We have had incredible years and some years, recently, that were very challenging for us and for her especially. Yet, when the things got very tough and I was the one pulling away, she continued to be there for me and never gave up on me, even when anyone else would have done just that.

I have learned so much from her in the last few years. One of the most important lessons is to never give up, we all hear about it, but sometimes we have to see it to learn about it and believe it. Never give up, ever!

We all go through hard and harder times, yet we are all survivors. We all have the tools inside of us to learn how to cope and deal with the challenges that come across our paths in life.

We all carry an unknown load to others. We all matter! We are here because we have a reason to be here, and the sooner we find out what our call is, the sooner we are going to be helping others and ourselves to become a better human being.

God bless my wife for teaching me the true value of love and compassion.

Video Link – “It Gets Better”

I received a message from Nick, from the beautiful province of Ontario, Canada.

He was kind enough to send me a link to the video titled “it gets better” – Please click on it, or cut and paste in order to watch it.

Also his friends are working on this amazing Project Cinderella Story (it can be found on Facebook under this name) it’s a project to turn everyone’s life around, away from bullying, mental illnesses, and to prevent suicide.

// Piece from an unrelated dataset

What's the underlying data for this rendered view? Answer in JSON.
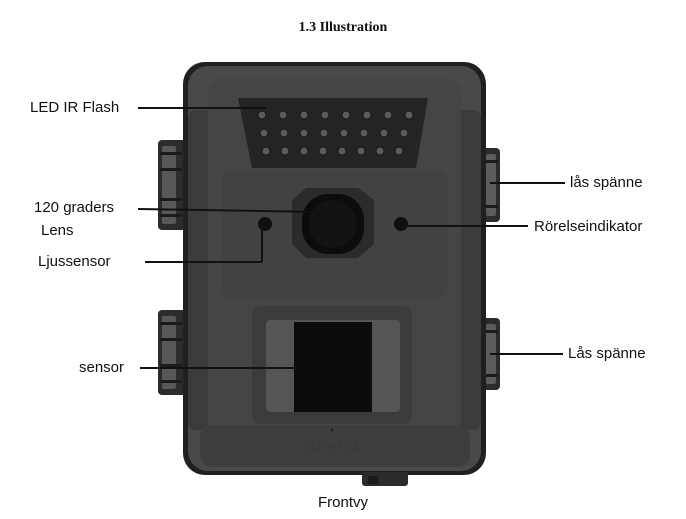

They are a group of kids looking to making a difference, and THEY WILL! Darn Right!
Please like their page and help them build up a momentum.

I am very proud to see teenagers taking this kind of leadership and making such an important difference in the world. Let’s remind ourselves that this is a worldwide epidemic that can be cured only if we are willing to do so.

What’s stopping you from doing just that?

National Children’s Mental Health Awareness Week

Children’s Mental Health Awareness Week, May 4-10, helps raise awareness around children’s mental health.

May 8, 2014 marks National Children’s Mental Health Awareness Day. On this day, NAMI joins communities around the country in raising awareness about the mental health needs of America’s youngest citizens. It is a day to focus on children and youth living with mental illness and to come together to advocate for a full array of effective services and supports for children affected by mental illness.

Wear green and support Mental Health awareness in the month of May!

May is Mental Health Month

Each year millions of Americans face the reality of living with a mental health condition. During the month of May, NAMI and the rest of the country are bringing awareness to mental illness. Each year we fight stigma, provide support, educate the public and advocate for equal care. Each year, the movement grows stronger. In 2013, President Obama proclaimed May as National Mental Health Awareness Month and brought the issue of mental health to the forefront of our nation’s thoughts.

We believe that these issues are important to address year round, but highlighting these issues during May provides a time for people to come together and display the passion and strength of those working to improve the lives of the tens of millions of Americans affected by mental illness.